Ice dams occur when melting snow on a roof reaches the eaves or a portion of the roof that is heated from the conditioned area below it, causing snowmelt to pool up and seep under the shingles or the perimeter wall cavity. The resulting moisture-related issues from ice dams are numerous and most are long-term and costly problems.
“You want to limit the heat transfer as much as possible because you don’t want a warm attic. A warm attic is going to give you a warm roof, which will melt the snow, and the snow will travel down to the overhang and freeze,” Flynn says. “Wherever you have a wall connection, a vertical wall intersection with a roof system, it’s paramount to run the ice and water shield up the wall 24 inches [to] prohibit any water infiltration [and] to have your housewrap installed over the ice and water shield that is running up the wall.”
Templeton says snow loads “differ drastically geographically and increase” with elevational heights. Specific local building codes can inform builders of performance mandates, engineering requirements, and product selections to help homes best perform against regional hazards.
Prefinished exteriors are “a top priority” to fortify homes against winter climates, Flynn says. Prefinished products also reduce the installation time in cold temperatures, increasing safety and efficiency. Prefinished vinyl siding, prefinished concrete siding, aluminum soffit, and aluminum gutters are among the prefinished materials that can provide strong performance against the elements and the fastest installation within a short weather window.
“With [pre-cut, pre-labeled materials for every plan we build], we reduce our cycle times, increase the quality, and improve craftsmanship, which are all important to a home meant to withstand varying weather conditions,” Templeton says.
A rainscreen, which helps promote drying of the cladding assembly, is recommended for cold climates, allowing for good management of vapor and rainwater. The additional step enhances insulation, and rainscreens allow for the circulation of air behind the siding, supplying the requisite drying capacity to keep walls that get wet from staying wet. Holt favors the use of fiber cement cladding, noting its lasting quality for the temperature range in the Northwest.
“You want to [also] take into consideration the freeze-thaw process when selecting your materials because it will affect the durability and longevity of the material,” Flynn says. “If you’ve got a porous material, it may not be the best exterior material because it gets wet, it freezes, [and] it can only handle that for so long, which limits the longevity of the product.”
Gutters, an important consideration in snow-prone climates, are also important for fortifying homes in the rainy climates of certain markets in Washington and Oregon. Templeton recommends increased gutter sizing, downspout sizing, and rain drain pipe sizing to mitigate any moisture-related issues from heavy rainfall.
“Heavy rain equals an increased volume of water that needs to be managed,” Templeton says. “You’ll want to think about stormwater management for the water coming from your roof and your whole lot.”
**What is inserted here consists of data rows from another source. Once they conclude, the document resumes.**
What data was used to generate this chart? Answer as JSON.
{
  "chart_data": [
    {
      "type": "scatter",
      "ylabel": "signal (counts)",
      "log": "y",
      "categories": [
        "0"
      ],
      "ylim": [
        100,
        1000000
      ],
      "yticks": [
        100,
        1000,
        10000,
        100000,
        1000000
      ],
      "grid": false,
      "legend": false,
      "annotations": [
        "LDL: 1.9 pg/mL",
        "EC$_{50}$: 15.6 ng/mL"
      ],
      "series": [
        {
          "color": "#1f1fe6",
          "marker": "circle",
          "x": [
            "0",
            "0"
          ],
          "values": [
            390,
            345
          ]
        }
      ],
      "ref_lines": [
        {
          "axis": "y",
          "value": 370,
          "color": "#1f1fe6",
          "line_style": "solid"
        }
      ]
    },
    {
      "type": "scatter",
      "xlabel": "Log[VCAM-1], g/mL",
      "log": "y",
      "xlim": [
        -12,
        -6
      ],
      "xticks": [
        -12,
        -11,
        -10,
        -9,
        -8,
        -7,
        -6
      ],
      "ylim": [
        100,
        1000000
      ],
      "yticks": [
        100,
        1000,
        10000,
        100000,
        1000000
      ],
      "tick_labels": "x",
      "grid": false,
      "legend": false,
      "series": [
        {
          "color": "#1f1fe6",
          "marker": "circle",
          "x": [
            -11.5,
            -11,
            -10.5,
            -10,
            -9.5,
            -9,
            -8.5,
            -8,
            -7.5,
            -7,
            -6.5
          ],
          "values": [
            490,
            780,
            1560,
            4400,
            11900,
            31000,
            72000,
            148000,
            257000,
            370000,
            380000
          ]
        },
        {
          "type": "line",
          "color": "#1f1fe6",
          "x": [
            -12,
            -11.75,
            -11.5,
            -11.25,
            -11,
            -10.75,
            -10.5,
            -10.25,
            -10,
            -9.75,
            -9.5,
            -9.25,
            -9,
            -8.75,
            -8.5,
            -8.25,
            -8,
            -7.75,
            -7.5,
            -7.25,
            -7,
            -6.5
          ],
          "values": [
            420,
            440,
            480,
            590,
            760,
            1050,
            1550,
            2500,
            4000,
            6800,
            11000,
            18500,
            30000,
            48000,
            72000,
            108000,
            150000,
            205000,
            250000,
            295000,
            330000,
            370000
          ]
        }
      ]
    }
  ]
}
Beyond the materials and construction process, builders should account for longer timelines when building in cold climates. Flynn says it is common to budget two to three weeks of additional time to ensure that processes, such as completing the exterior envelope and tenting areas, are not rushed and that homes are positioned to best perform against the harsher elements of a climate. Templeton says capturing best practices in writing can ensure mistakes are avoided, especially when timelines are tight in cold climates.
“It seems obvious, but if something needs to be installed exactly to manufacture recommendations, we state that. If we need specific materials used in certain situations, such as special concrete for freezing temperatures, we build it in,” Templeton says. “With cold climates, you’ll want to account for your contingency costs and make them part of the budget.”